The report, released in conjunction with the May 17 International Day against Homophobia, Transphobia and Biphobia, made numerous references to the 2017 research report entitled Cambodia’s Rainbow Families.
The report said although there was a trend towards acceptance of same-sex couples, CCHR research shows the denial and discrimination contained in the legal framework.
This resulted in a lack of major legal protections in many parts of their family life – including marriage rights, full adoption rights and legal gender recognition.
“Eighty-eight per cent of Rainbow Families believe that discrimination would be reduced if they were legally permitted to marry their partner. Excluding LGBTIQ people from the institution of marriage excludes them from one of the foundations of Cambodian society,” CCHR said.

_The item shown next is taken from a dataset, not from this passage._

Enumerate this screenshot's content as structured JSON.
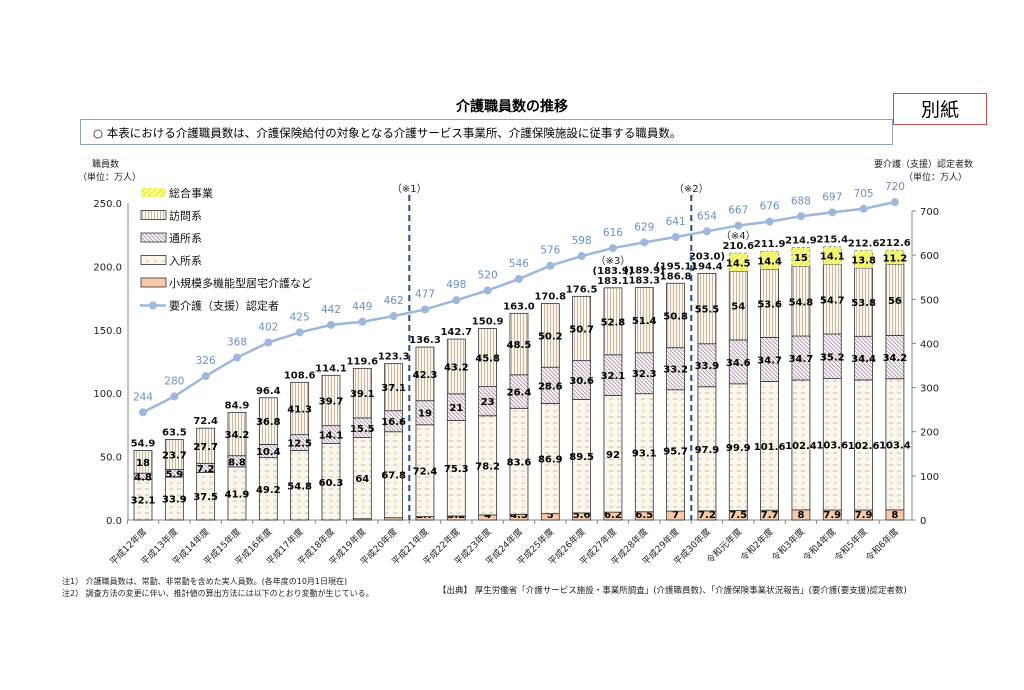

The report also provided recommendations for the government to ensure equal rights of Cambodia’s rainbow families for same-sex partners by requesting the government to amend the Constitution and civil code and enact laws to provide for same-sex partners to get full legal protection in their family life.
Keo Sarith, in his 30s, who has a partner of the same sex, said that in Cambodia the discrimination against those like him have gradually decreased as people have begun to understand the issue.
However, he said the rights to legal protection are not better as yet.
Sarith also said that “the legal protection for me is 50/50. It is not fully 100 per cent. Sometimes there are laws but they are difficult to enforce.
“We asked the commune chief and village chief to get married but this is not significant as there is no recognition in the form of a legal document,” he said.
Government spokesman Phay Siphan said on Sunday that so far, the government has supported same-sex partners and does whatever it can to avoid discrimination and facilitation for them in terms of joint ownership of property and some legal preferences.
However, to amend the law requires a necessity. It must also be in line with the good Khmer traditions and customs, he said.
Siphan said: “It is a new thing to organise our country as per the law which serves to protect society . . . so civil society should meet its goal and desires to get the Cambodian government to pass a law to protect [them]."
“Such efforts should include the provisions that are required and how to convince legal officials to recognise and participate in the issue.”
CCHR said that in 2016 there were around 1.4 million same-sex partners and that more of them have come out into the open about their sexual preferences without hiding it anymore.